🤖 AI Summary
This study addresses the critical challenge of timely fault detection in power systems, where undetected failures can lead to substantial financial risks. The authors propose a novel online detection method grounded in parametric quickest change detection (QCD) theory, leveraging only publicly available electricity market data streams—specifically demand and price signals. By employing multiparametric programming, the approach extracts parametric random variables with known probability densities from complex market observations, enabling the construction of a likelihood ratio statistic for rapid fault identification. This work represents the first integration of parametric QCD with multiparametric programming, eliminating the need for internal grid information.

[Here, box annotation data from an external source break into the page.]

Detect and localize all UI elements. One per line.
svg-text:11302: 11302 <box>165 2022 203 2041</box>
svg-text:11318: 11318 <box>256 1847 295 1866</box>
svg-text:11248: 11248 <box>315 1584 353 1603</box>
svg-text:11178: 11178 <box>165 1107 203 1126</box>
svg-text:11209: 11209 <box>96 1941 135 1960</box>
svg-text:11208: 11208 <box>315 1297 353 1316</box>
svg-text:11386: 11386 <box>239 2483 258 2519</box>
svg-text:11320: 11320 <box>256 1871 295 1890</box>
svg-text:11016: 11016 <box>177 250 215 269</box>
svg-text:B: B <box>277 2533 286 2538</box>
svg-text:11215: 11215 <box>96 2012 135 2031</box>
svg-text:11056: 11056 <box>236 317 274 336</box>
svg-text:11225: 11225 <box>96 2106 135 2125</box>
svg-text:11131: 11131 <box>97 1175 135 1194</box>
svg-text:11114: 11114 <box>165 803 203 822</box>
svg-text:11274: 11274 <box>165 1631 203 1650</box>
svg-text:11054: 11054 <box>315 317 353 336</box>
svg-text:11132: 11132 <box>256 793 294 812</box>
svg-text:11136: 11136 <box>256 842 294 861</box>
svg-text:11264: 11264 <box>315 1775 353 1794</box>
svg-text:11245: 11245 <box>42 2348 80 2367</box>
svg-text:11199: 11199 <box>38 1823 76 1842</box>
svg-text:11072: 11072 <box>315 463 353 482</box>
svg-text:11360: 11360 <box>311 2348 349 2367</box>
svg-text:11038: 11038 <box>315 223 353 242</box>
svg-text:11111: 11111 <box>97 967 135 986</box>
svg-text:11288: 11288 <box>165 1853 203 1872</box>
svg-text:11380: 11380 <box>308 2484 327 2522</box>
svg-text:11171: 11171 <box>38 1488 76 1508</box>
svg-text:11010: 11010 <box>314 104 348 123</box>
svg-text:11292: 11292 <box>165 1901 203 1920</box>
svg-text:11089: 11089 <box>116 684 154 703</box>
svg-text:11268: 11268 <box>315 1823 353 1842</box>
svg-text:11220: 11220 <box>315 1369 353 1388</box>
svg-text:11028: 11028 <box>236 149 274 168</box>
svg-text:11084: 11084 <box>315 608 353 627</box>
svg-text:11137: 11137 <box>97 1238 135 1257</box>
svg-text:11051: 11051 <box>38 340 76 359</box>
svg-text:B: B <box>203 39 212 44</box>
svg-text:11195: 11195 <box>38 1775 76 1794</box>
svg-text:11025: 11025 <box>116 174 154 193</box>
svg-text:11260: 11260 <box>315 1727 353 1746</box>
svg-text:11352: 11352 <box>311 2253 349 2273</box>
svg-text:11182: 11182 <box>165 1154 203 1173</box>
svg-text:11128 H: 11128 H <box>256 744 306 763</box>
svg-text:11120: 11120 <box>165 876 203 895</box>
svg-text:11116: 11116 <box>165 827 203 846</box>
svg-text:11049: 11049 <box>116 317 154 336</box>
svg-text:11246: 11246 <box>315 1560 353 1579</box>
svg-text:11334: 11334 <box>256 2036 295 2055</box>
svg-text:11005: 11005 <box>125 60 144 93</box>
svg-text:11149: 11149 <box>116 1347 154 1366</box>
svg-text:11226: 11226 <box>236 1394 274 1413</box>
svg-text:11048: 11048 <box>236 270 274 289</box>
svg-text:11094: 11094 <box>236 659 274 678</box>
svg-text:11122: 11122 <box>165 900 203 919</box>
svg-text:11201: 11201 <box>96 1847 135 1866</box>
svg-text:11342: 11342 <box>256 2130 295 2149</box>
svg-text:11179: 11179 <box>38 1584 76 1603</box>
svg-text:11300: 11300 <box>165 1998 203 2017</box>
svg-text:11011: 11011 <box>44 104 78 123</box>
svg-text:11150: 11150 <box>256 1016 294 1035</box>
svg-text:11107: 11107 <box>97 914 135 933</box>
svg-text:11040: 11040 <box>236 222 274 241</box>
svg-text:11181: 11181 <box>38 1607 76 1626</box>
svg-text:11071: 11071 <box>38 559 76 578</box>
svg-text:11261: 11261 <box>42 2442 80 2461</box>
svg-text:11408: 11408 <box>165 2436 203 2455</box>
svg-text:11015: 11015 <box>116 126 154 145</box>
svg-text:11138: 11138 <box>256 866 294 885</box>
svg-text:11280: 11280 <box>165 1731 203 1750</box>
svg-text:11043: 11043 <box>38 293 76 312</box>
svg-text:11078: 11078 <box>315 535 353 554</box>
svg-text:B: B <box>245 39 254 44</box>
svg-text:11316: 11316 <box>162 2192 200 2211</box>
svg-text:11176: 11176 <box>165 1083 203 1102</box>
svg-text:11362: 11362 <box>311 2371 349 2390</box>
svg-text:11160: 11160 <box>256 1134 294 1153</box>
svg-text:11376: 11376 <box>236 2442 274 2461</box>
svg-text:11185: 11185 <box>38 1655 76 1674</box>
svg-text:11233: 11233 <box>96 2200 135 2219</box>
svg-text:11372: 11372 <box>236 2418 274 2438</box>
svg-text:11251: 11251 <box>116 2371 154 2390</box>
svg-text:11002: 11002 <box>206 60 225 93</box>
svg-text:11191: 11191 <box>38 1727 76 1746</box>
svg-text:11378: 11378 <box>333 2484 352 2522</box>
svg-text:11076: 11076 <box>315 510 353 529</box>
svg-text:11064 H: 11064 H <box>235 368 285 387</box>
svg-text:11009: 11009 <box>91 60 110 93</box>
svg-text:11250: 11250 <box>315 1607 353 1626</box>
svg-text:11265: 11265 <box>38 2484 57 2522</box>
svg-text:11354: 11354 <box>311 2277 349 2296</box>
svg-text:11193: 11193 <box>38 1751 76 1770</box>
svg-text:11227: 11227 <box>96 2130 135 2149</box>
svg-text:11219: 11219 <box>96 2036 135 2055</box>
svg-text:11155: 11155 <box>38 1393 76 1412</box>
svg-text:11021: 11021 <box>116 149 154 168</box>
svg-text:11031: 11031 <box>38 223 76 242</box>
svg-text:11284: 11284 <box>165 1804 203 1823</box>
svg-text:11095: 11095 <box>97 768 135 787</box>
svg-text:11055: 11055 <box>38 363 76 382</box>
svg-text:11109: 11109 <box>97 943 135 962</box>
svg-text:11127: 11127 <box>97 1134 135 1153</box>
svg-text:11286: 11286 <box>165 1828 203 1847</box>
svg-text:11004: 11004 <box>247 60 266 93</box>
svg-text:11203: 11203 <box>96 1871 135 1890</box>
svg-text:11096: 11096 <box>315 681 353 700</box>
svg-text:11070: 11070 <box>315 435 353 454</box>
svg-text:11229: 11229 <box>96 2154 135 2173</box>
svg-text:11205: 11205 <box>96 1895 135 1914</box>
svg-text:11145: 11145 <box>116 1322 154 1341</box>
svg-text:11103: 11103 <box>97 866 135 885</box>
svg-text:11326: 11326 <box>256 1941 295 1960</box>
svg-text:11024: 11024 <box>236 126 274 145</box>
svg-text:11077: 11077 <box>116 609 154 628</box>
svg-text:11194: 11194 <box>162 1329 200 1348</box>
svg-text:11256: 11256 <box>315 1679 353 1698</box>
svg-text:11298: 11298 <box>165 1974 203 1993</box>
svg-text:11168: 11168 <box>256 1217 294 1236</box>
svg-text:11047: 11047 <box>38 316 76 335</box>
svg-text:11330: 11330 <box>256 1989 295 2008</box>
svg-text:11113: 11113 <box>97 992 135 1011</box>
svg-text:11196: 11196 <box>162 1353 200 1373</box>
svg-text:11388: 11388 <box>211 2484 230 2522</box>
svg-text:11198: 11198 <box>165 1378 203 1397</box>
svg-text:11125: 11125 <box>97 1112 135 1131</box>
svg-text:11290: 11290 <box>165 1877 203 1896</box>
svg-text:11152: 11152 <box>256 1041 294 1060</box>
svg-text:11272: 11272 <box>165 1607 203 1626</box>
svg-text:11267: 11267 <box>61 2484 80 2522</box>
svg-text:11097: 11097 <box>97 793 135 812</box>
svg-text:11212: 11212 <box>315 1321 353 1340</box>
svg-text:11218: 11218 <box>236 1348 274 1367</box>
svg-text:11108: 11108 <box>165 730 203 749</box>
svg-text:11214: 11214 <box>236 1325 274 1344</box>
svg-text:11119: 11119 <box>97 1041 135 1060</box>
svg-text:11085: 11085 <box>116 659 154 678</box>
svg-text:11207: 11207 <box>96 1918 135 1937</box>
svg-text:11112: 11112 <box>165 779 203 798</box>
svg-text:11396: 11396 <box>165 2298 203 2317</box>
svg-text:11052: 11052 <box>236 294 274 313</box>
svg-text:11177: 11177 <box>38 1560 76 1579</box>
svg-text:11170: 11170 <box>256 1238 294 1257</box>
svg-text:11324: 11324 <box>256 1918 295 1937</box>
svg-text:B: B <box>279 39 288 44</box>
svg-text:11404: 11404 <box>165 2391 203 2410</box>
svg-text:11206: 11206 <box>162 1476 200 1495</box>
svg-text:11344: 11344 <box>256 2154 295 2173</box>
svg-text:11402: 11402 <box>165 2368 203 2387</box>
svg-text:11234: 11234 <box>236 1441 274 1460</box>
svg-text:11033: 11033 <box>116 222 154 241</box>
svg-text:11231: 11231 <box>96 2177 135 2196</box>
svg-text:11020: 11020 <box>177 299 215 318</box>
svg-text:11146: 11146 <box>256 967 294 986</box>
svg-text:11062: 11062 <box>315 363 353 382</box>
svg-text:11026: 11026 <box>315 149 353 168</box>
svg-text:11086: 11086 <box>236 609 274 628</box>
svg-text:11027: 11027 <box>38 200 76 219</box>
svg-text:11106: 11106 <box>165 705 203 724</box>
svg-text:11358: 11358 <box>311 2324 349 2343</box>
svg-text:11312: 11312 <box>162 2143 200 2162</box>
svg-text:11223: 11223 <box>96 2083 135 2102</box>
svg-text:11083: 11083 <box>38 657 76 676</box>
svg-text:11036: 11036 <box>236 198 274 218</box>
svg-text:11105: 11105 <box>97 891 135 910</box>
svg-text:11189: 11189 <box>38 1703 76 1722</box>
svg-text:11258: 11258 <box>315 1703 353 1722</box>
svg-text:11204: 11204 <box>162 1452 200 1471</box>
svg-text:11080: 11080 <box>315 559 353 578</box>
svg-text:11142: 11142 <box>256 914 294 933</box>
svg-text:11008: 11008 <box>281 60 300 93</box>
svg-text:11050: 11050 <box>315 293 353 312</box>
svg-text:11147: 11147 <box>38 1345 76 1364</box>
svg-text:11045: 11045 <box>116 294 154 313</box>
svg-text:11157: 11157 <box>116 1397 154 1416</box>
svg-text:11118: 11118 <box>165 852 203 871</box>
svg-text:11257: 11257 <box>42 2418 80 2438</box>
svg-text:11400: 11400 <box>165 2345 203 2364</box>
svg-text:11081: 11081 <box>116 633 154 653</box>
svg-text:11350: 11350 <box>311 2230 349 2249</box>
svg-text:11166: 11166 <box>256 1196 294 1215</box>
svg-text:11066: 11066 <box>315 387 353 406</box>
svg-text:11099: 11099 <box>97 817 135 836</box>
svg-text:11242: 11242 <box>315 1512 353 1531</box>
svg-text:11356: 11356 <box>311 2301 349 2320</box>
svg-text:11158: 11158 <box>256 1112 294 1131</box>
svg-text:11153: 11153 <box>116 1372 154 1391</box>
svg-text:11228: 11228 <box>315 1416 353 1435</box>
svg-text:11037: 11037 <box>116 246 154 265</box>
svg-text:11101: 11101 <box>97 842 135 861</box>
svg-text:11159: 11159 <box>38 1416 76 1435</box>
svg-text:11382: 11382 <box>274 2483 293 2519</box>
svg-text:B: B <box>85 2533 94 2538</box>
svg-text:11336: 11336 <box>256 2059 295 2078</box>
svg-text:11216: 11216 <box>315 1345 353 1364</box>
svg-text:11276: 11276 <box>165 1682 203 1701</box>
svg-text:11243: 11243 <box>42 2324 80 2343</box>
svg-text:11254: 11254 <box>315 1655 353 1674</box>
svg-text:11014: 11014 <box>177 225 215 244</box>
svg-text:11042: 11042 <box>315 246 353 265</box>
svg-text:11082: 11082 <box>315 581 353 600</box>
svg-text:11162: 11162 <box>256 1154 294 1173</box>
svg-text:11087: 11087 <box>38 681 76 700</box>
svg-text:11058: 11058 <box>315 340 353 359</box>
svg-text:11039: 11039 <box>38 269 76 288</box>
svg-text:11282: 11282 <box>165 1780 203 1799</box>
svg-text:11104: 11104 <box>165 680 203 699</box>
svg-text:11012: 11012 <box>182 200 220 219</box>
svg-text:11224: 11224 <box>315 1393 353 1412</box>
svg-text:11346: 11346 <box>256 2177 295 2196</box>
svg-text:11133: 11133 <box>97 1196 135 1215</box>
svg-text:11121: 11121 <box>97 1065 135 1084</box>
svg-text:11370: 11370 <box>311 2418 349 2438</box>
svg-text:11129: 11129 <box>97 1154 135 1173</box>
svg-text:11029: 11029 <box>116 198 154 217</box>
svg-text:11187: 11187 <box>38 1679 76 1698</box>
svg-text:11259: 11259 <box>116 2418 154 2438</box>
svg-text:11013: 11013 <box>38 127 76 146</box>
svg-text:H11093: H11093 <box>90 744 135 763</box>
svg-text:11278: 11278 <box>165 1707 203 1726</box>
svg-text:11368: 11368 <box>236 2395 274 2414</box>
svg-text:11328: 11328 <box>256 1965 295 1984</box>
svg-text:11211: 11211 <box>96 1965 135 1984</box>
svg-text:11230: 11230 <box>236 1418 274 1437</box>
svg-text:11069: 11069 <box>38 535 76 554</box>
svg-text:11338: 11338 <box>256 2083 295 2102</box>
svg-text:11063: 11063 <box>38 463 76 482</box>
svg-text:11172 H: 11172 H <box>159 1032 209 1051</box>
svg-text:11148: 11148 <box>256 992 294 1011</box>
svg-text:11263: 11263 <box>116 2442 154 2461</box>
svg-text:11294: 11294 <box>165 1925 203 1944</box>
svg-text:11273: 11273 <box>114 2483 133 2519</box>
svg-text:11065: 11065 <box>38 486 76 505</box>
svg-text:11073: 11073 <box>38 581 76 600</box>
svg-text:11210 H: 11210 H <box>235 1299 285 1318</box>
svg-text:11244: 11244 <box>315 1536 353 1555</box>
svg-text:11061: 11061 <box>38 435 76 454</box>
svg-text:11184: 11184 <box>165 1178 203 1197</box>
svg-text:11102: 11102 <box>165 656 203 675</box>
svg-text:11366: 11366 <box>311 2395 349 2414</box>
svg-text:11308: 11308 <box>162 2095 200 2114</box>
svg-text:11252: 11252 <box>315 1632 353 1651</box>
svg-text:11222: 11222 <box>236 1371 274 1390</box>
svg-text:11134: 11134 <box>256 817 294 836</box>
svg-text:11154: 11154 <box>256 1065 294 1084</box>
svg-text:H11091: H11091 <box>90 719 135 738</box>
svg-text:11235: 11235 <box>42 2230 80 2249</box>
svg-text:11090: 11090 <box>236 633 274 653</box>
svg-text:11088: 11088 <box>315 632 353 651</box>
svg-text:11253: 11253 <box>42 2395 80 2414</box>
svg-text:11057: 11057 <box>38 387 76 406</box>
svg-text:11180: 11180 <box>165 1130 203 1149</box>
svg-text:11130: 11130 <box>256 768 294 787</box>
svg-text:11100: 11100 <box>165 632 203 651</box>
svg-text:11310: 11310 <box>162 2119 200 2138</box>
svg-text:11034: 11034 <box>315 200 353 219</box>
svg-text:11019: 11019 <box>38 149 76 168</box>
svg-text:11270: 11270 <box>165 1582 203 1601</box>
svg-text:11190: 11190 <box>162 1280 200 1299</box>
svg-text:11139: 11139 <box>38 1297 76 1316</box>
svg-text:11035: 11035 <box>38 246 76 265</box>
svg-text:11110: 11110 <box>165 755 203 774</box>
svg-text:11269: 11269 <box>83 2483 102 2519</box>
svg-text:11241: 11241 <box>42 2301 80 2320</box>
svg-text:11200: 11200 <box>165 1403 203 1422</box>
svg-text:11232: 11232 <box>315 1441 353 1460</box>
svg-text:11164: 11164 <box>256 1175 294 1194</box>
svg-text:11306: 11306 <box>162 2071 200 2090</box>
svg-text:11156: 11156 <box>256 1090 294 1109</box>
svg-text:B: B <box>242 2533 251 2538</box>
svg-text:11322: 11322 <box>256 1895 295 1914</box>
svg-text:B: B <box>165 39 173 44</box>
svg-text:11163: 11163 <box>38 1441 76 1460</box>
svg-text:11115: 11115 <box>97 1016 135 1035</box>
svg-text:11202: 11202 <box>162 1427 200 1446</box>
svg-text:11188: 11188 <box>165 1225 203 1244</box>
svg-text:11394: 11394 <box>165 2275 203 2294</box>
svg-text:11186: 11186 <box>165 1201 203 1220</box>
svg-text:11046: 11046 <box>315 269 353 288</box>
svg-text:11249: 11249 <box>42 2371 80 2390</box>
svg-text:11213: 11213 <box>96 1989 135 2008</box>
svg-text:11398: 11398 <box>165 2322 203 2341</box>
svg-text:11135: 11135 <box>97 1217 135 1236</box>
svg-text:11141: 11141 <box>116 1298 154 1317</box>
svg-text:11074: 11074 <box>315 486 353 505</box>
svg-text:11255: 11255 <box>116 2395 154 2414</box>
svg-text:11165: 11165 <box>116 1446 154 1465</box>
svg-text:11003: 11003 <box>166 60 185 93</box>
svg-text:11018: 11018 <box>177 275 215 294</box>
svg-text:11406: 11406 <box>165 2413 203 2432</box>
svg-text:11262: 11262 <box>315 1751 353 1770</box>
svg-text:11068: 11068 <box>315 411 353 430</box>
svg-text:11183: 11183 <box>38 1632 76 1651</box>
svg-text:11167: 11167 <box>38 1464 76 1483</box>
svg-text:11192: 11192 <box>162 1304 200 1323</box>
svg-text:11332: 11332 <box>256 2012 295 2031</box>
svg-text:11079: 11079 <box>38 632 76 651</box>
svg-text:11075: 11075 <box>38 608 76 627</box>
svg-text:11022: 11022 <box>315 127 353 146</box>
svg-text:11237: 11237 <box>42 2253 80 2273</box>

Empirical validation on the PJM real-world platform demonstrates the method’s high accuracy and low detection latency in identifying transmission line faults.
📝 Abstract
Power system outages expose market participants to significant financial risk unless promptly detected and hedged. We develop an outage identification method from public market signals grounded in the parametric quickest change detection (QCD) theory. Parametric QCD operates on stochastic data streams, distinguishing pre- and post-change regimes using the ratio of their respective probability density functions. To derive the density functions for normal and post-outage market signals, we exploit multi-parametric programming to decompose complex market signals into parametric random variables with a known density. These densities are then used to construct a QCD-based statistic that triggers an alarm as soon as the statistic exceeds an appropriate threshold. Numerical experiments on a stylized PJM testbed demonstrate rapid line outage identification from public streams of electricity demand and price data.